Eine Wahlsendung im ZDF sorgte aufgrund eines offenkundig parteiischen Publikums für Kritik. Seitdem bemühen sich die öffentlich-rechtlichen Sender um Transparenz. Doch Recherchen zeigen, dass die Sender weiterhin anfällig für ein einseitig besetztes Publikum sind.

Eine Analyse
Dieser Text enthält eine Einordnung aktueller Ereignisse, in die neben Daten und Fakten auch die Einschätzungen von Adrian Arab sowie ggf. von Expertinnen oder Experten einfließen. Informieren Sie sich über die verschiedenen journalistischen Textarten.
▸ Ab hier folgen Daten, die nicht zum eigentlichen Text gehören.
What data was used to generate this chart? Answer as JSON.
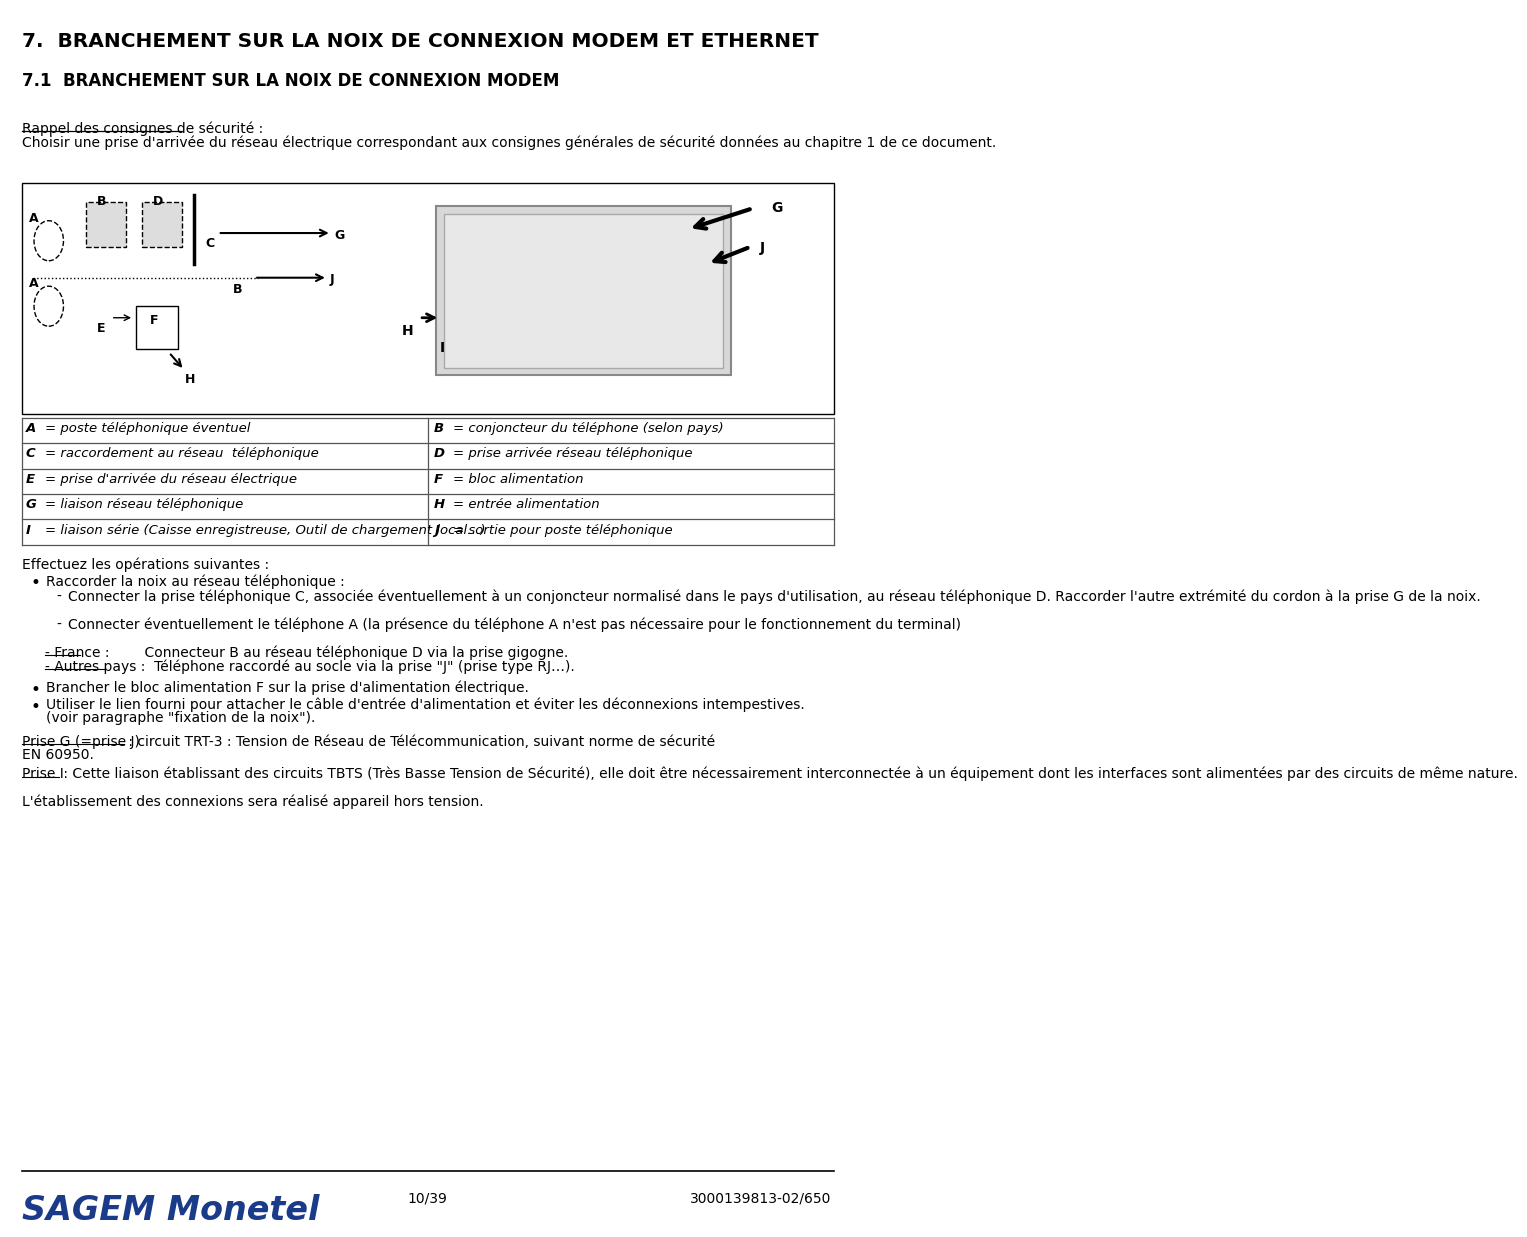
{
  "title": "7.  BRANCHEMENT SUR LA NOIX DE CONNEXION MODEM ET ETHERNET",
  "subtitle": "7.1  BRANCHEMENT SUR LA NOIX DE CONNEXION MODEM",
  "recall_title": "Rappel des consignes de sécurité :",
  "recall_text": "Choisir une prise d'arrivée du réseau électrique correspondant aux consignes générales de sécurité données au chapitre 1 de ce document.",
  "table_items": [
    [
      "A",
      "= poste téléphonique éventuel",
      "B",
      "= conjoncteur du téléphone (selon pays)"
    ],
    [
      "C",
      "= raccordement au réseau  téléphonique",
      "D",
      "= prise arrivée réseau téléphonique"
    ],
    [
      "E",
      "= prise d'arrivée du réseau électrique",
      "F",
      "= bloc alimentation"
    ],
    [
      "G",
      "= liaison réseau téléphonique",
      "H",
      "= entrée alimentation"
    ],
    [
      "I",
      "= liaison série (Caisse enregistreuse, Outil de chargement local…)",
      "J",
      "= sortie pour poste téléphonique"
    ]
  ],
  "effectuez": "Effectuez les opérations suivantes :",
  "bullet1_title": "Raccorder la noix au réseau téléphonique :",
  "bullet1_sub1": "Connecter la prise téléphonique C, associée éventuellement à un conjoncteur normalisé dans le pays d'utilisation, au réseau téléphonique D. Raccorder l'autre extrémité du cordon à la prise G de la noix.",
  "bullet1_sub2": "Connecter éventuellement le téléphone A (la présence du téléphone A n'est pas nécessaire pour le fonctionnement du terminal)",
  "bullet1_france": "- France :        Connecteur B au réseau téléphonique D via la prise gigogne.",
  "bullet1_autres": "- Autres pays :  Téléphone raccordé au socle via la prise \"J\" (prise type RJ…).",
  "bullet2": "Brancher le bloc alimentation F sur la prise d'alimentation électrique.",
  "bullet3_line1": "Utiliser le lien fourni pour attacher le câble d'entrée d'alimentation et éviter les déconnexions intempestives.",
  "bullet3_line2": "(voir paragraphe \"fixation de la noix\").",
  "note1_title": "Prise G (=prise J)",
  "note1_text": " : circuit TRT-3 : Tension de Réseau de Télécommunication, suivant norme de sécurité",
  "note1_text2": "EN 60950.",
  "note2_title": "Prise I",
  "note2_text": " : Cette liaison établissant des circuits TBTS (Très Basse Tension de Sécurité), elle doit être nécessairement interconnectée à un équipement dont les interfaces sont alimentées par des circuits de même nature.",
  "note2_text2": "L'établissement des connexions sera réalisé appareil hors tension.",
  "footer_logo": "SAGEM Monetel",
  "footer_page": "10/39",
  "footer_ref": "3000139813-02/650",
  "bg_color": "#ffffff",
  "text_color": "#000000",
  "title_color": "#000000",
  "sagem_color": "#1a3a8a",
  "border_color": "#000000",
  "table_border_color": "#555555"
}
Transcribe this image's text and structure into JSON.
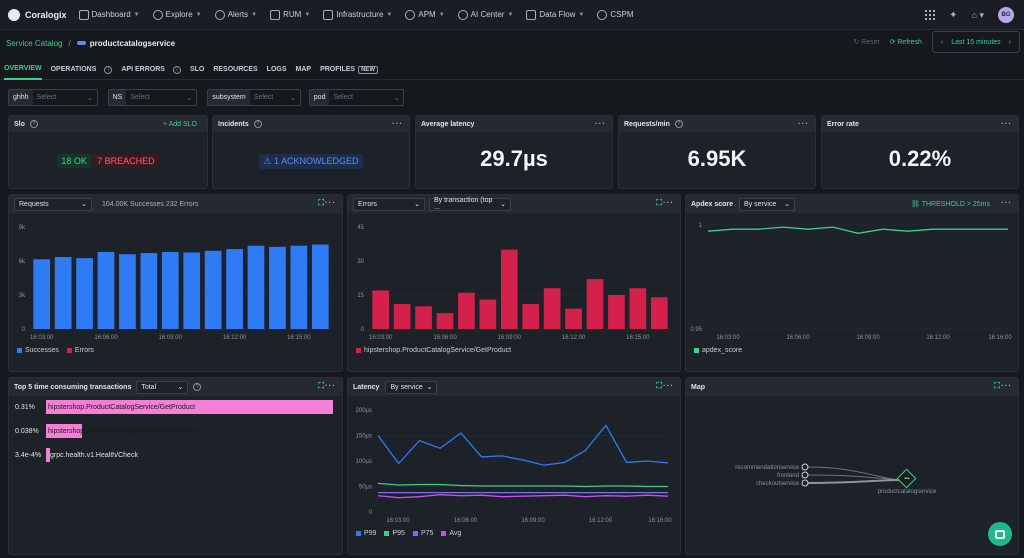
{
  "nav": {
    "brand": "Coralogix",
    "items": [
      "Dashboard",
      "Explore",
      "Alerts",
      "RUM",
      "Infrastructure",
      "APM",
      "AI Center",
      "Data Flow",
      "CSPM"
    ],
    "user_initials": "BG"
  },
  "breadcrumb": {
    "root": "Service Catalog",
    "service": "productcatalogservice",
    "reset": "Reset",
    "refresh": "Refresh",
    "time_range": "Last 15 minutes"
  },
  "tabs": [
    "OVERVIEW",
    "OPERATIONS",
    "API ERRORS",
    "SLO",
    "RESOURCES",
    "LOGS",
    "MAP",
    "PROFILES"
  ],
  "tabs_new_badge": "NEW",
  "filters": [
    {
      "label": "ghhh",
      "placeholder": "Select"
    },
    {
      "label": "NS",
      "placeholder": "Select"
    },
    {
      "label": "subsystem",
      "placeholder": "Select"
    },
    {
      "label": "pod",
      "placeholder": "Select"
    }
  ],
  "slo": {
    "title": "Slo",
    "add": "+ Add SLO",
    "ok": "18 OK",
    "breached": "7 BREACHED"
  },
  "incidents": {
    "title": "Incidents",
    "badge": "1 ACKNOWLEDGED"
  },
  "latency_card": {
    "title": "Average latency",
    "value": "29.7µs"
  },
  "requests_card": {
    "title": "Requests/min",
    "value": "6.95K"
  },
  "error_card": {
    "title": "Error rate",
    "value": "0.22%"
  },
  "requests_chart": {
    "select": "Requests",
    "summary": "104.00K Successes 232 Errors",
    "legend": [
      "Successes",
      "Errors"
    ]
  },
  "errors_chart": {
    "select": "Errors",
    "group": "By transaction (top ...",
    "legend": "hipstershop.ProductCatalogService/GetProduct"
  },
  "apdex_chart": {
    "title": "Apdex score",
    "group": "By service",
    "threshold": "THRESHOLD > 25ms",
    "legend": "apdex_score"
  },
  "top5": {
    "title": "Top 5 time consuming transactions",
    "select": "Total",
    "rows": [
      {
        "pct": "0.31%",
        "name": "hipstershop.ProductCatalogService/GetProduct",
        "value": 1.0
      },
      {
        "pct": "0.038%",
        "name": "hipstershop.ProductCatalogService/ListProducts",
        "value": 0.125
      },
      {
        "pct": "3.4e-4%",
        "name": "grpc.health.v1.Health/Check",
        "value": 0.011
      }
    ]
  },
  "latency_chart": {
    "title": "Latency",
    "group": "By service",
    "legend": [
      "P99",
      "P95",
      "P75",
      "Avg"
    ]
  },
  "map": {
    "title": "Map",
    "nodes": [
      "recommendationservice",
      "frontend",
      "checkoutservice"
    ],
    "target": "productcatalogservice"
  },
  "colors": {
    "accent": "#3ecf8e",
    "success": "#2f7bf5",
    "error": "#d4214b",
    "apdex": "#3ecf8e",
    "p99": "#2f7bf5",
    "p95": "#3ecf8e",
    "p75": "#7b6df5",
    "avg": "#c254e0",
    "top5": "#f57fd7"
  },
  "chart_data": [
    {
      "type": "bar",
      "title": "Requests",
      "x": [
        "16:03:00",
        "16:04:00",
        "16:05:00",
        "16:06:00",
        "16:07:00",
        "16:08:00",
        "16:09:00",
        "16:10:00",
        "16:11:00",
        "16:12:00",
        "16:13:00",
        "16:14:00",
        "16:15:00",
        "16:16:00"
      ],
      "xticks": [
        "16:03:00",
        "16:06:00",
        "16:09:00",
        "16:12:00",
        "16:15:00"
      ],
      "yticks": [
        "0",
        "3k",
        "6k",
        "9k"
      ],
      "ylim": [
        0,
        9000
      ],
      "series": [
        {
          "name": "Successes",
          "values": [
            6150,
            6350,
            6250,
            6800,
            6600,
            6700,
            6800,
            6750,
            6900,
            7050,
            7350,
            7250,
            7350,
            7450
          ]
        },
        {
          "name": "Errors",
          "values": [
            17,
            11,
            10,
            7,
            16,
            13,
            35,
            11,
            18,
            9,
            22,
            15,
            18,
            14
          ]
        }
      ]
    },
    {
      "type": "bar",
      "title": "Errors",
      "x": [
        "16:03:00",
        "16:04:00",
        "16:05:00",
        "16:06:00",
        "16:07:00",
        "16:08:00",
        "16:09:00",
        "16:10:00",
        "16:11:00",
        "16:12:00",
        "16:13:00",
        "16:14:00",
        "16:15:00",
        "16:16:00"
      ],
      "xticks": [
        "16:03:00",
        "16:06:00",
        "16:09:00",
        "16:12:00",
        "16:15:00"
      ],
      "yticks": [
        "0",
        "15",
        "30",
        "45"
      ],
      "ylim": [
        0,
        45
      ],
      "series": [
        {
          "name": "hipstershop.ProductCatalogService/GetProduct",
          "values": [
            17,
            11,
            10,
            7,
            16,
            13,
            35,
            11,
            18,
            9,
            22,
            15,
            18,
            14
          ]
        }
      ]
    },
    {
      "type": "line",
      "title": "Apdex score",
      "xticks": [
        "16:03:00",
        "16:06:00",
        "16:09:00",
        "16:12:00",
        "16:16:00"
      ],
      "yticks": [
        "0.95",
        "1"
      ],
      "ylim": [
        0.95,
        1.0
      ],
      "series": [
        {
          "name": "apdex_score",
          "values": [
            0.997,
            0.998,
            0.998,
            0.999,
            0.998,
            0.999,
            0.996,
            0.998,
            0.997,
            0.998,
            0.998,
            0.998,
            0.998
          ]
        }
      ]
    },
    {
      "type": "line",
      "title": "Latency",
      "xticks": [
        "16:03:00",
        "16:06:00",
        "16:09:00",
        "16:12:00",
        "16:16:00"
      ],
      "yticks": [
        "0",
        "50µs",
        "100µs",
        "150µs",
        "200µs"
      ],
      "ylim": [
        0,
        200
      ],
      "series": [
        {
          "name": "P99",
          "values": [
            150,
            95,
            140,
            125,
            155,
            108,
            110,
            102,
            92,
            97,
            120,
            170,
            97,
            100,
            96
          ]
        },
        {
          "name": "P95",
          "values": [
            56,
            53,
            54,
            54,
            52,
            51,
            51,
            51,
            51,
            51,
            50,
            51,
            51,
            50,
            50
          ]
        },
        {
          "name": "P75",
          "values": [
            38,
            38,
            38,
            38,
            38,
            38,
            38,
            38,
            38,
            38,
            38,
            38,
            38,
            38,
            38
          ]
        },
        {
          "name": "Avg",
          "values": [
            32,
            28,
            30,
            34,
            32,
            33,
            30,
            31,
            32,
            33,
            30,
            32,
            31,
            33,
            31
          ]
        }
      ]
    }
  ]
}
In der ZDF-Wahlsendung "Klartext" bemühte man sich am vergangenen Donnerstag besonders um Transparenz. Schon in ihrer Einleitung wiesen die beiden Moderatoren Bettina Schausten und Christian Sievers darauf hin, dass das Publikum, das Fragen an die Kanzlerkandidaten von SPD, CDU, Grünen und AfD stellen durfte, aus Mitgliedern der ZDF-"Mitreden"-Community und interessierten Bürgern bestehe. Die Teilnahme an der Sendung war zuvor über die ZDF-Webseite und Social-Media-Kanäle beworben worden, um eine möglichst breite Beteiligung zu ermöglichen.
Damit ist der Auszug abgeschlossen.